Huxley made a suggestion. “When you dig the very first horses, the ones even earlier than these, why not call them the ‘Dawn Horse,’ Eohippus.”  Marsh did dig even earlier horses, and he did christen them Eohippus.

Marsh had already excavated links connecting Anchithere-style species with more primitive four-toed critters and with Hipparion-like species. His smallest three-toed link he called the “Middle Horse,” Mesohippus. Check out the Houston Mesohippus, mounted as if it were escaping the attack of a saber-tooth cat.

Most beautiful of all Marsh’s specimens were delicate skeletons the size of Shetland Ponies. The side toes were splendidly intermediate between Anchitheres and Hipparion. Bigger than in Hipparion, smaller than in the earliest Anchitheres.

But the teeth were better still. These horses had molars halfway between early species and the grass-eaters. The molar crowns were taller than in Anchitheres but lower than in Hipparion. Marsh had named this equine link “Merchippus.”

And to top it all off, the sediment layers in Nebraska and Wyoming just screamed: “Darwin is RIGHT!

The series of horses were buried in a series of layers, with the simplest molars and biggest side toes in the earliest levels.  Each American rock layer was like a frame in an old-fashioned movie, a slice of the Darwinian picture of change through millions of years.

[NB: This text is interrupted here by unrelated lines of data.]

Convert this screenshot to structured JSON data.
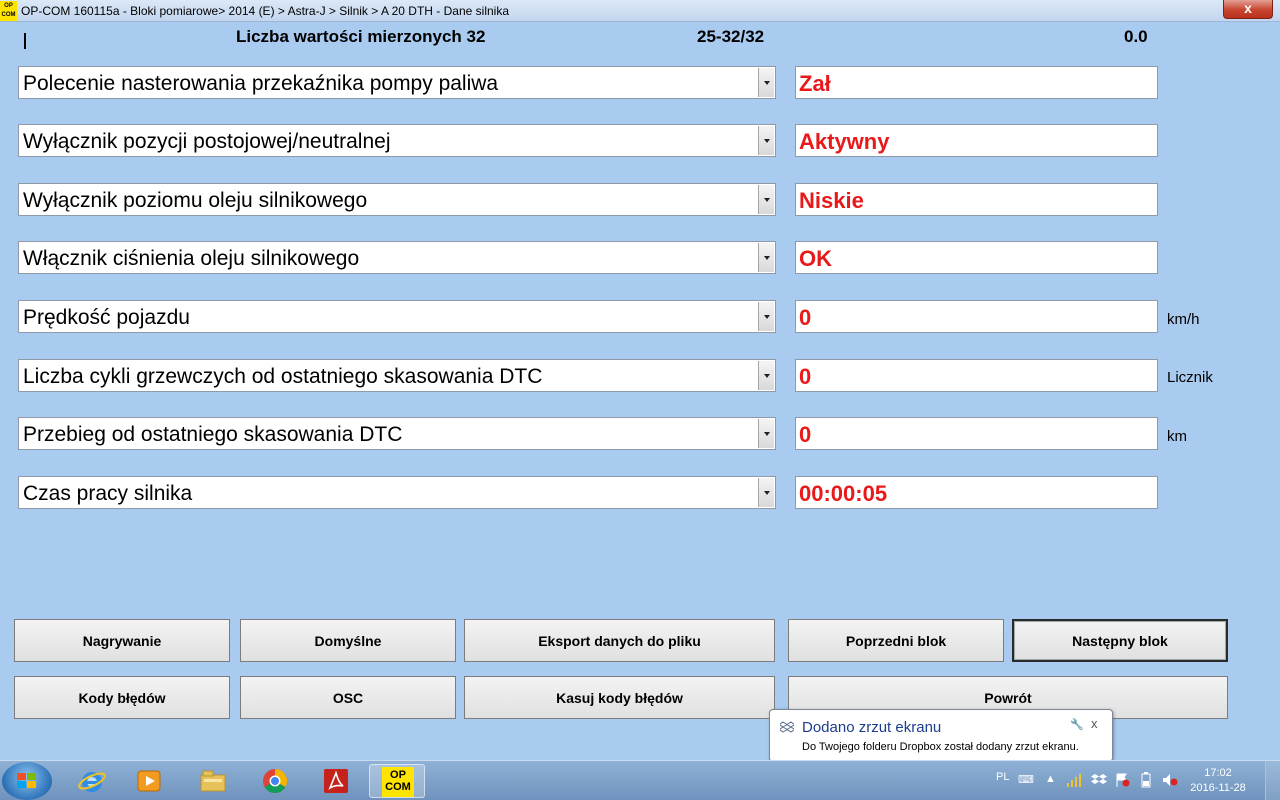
{
  "window": {
    "app_icon_text": [
      "OP",
      "COM"
    ],
    "title": "OP-COM 160115a - Bloki pomiarowe> 2014 (E) > Astra-J > Silnik > A 20 DTH - Dane silnika",
    "close_label": "x"
  },
  "header": {
    "count_label": "Liczba wartości mierzonych 32",
    "range_label": "25-32/32",
    "value_label": "0.0"
  },
  "rows": [
    {
      "label": "Polecenie nasterowania przekaźnika pompy paliwa",
      "value": "Zał",
      "unit": ""
    },
    {
      "label": "Wyłącznik pozycji postojowej/neutralnej",
      "value": "Aktywny",
      "unit": ""
    },
    {
      "label": "Wyłącznik poziomu oleju silnikowego",
      "value": "Niskie",
      "unit": ""
    },
    {
      "label": "Włącznik ciśnienia oleju silnikowego",
      "value": "OK",
      "unit": ""
    },
    {
      "label": "Prędkość pojazdu",
      "value": "0",
      "unit": "km/h"
    },
    {
      "label": "Liczba cykli grzewczych od ostatniego skasowania DTC",
      "value": "0",
      "unit": "Licznik"
    },
    {
      "label": "Przebieg od ostatniego skasowania DTC",
      "value": "0",
      "unit": "km"
    },
    {
      "label": "Czas pracy silnika",
      "value": "00:00:05",
      "unit": ""
    }
  ],
  "buttons": {
    "record": "Nagrywanie",
    "default": "Domyślne",
    "export": "Eksport danych do pliku",
    "prev_block": "Poprzedni blok",
    "next_block": "Następny blok",
    "error_codes": "Kody błędów",
    "osc": "OSC",
    "clear_codes": "Kasuj kody błędów",
    "back": "Powrót"
  },
  "notification": {
    "title": "Dodano zrzut ekranu",
    "body": "Do Twojego folderu Dropbox został dodany zrzut ekranu.",
    "close_label": "x"
  },
  "taskbar": {
    "opcom_icon_text": [
      "OP",
      "COM"
    ],
    "language": "PL",
    "time": "17:02",
    "date": "2016-11-28"
  },
  "colors": {
    "background": "#a9cbef",
    "value_text": "#e8191b",
    "notification_title": "#1b3d8f"
  }
}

Finally, Huxley knew why the European fossil horse story was full of gaps. “Horses evolved mostly in America… and only every once in a while species spread from here to the Old World!”

Dead right.

Merchippus and Modern Science.

Merychippus continues to tell its story in the 21st Century. A hundred times as many fossils have been dug.  Missing links are filled all the time – and gaps in the sequence of evidence are filled.  The horse family tree turned out to be a family blueberry bush, with many short branches going off sideways. 

The main theme of the equine saga is straight forward: Natural Selection was caused by climate change, as the old, warm, wet forests gave way to drier, cooler woodlands and plains. Horses had to evolve better teeth for tougher vegetation. And the feet had to change too.

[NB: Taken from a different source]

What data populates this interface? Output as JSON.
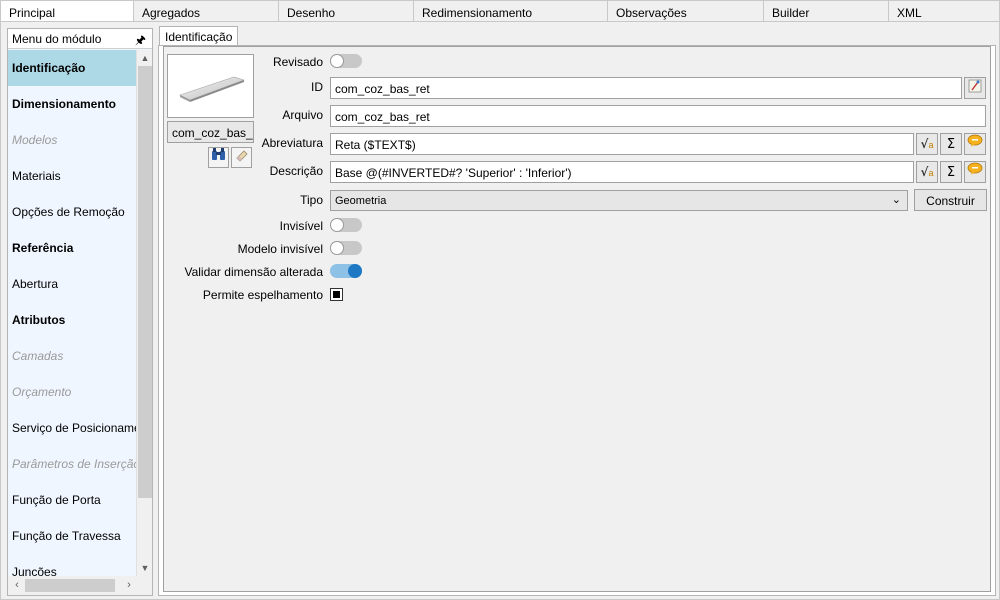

Big side-toes were ideal for moving over soft, moist soil. But the shift to sun-baked plains demanded better shock-absorbing, and that meant a bigger central toes and smaller side toes. There were side branches too – some horse species specialized in the remaining patches of well-watered forests. Anchitherium was one of those forest-loving equines.

On the other hand, Merychippus was well on its way towards the new lifestyle. It was the direct ancestor of later, more advanced species, that led to Hipparion and then to all modern single-hoofed horses.

Salute to the Three-Toed Horse!

Take a moment to wave at our Merychipus. It was a fine, lively critter in its own time – one of the fastest hoofed animals and one of the best in eating the tougher leaves that were taking over the environment.

And give it a special tip of the cowboy hat for testifying to the central secret of Nature: Animals are NOT boring and static. Feet and molars are remolded by Nature to keep forests and plains full of creatures most wonderfully fit for their environment.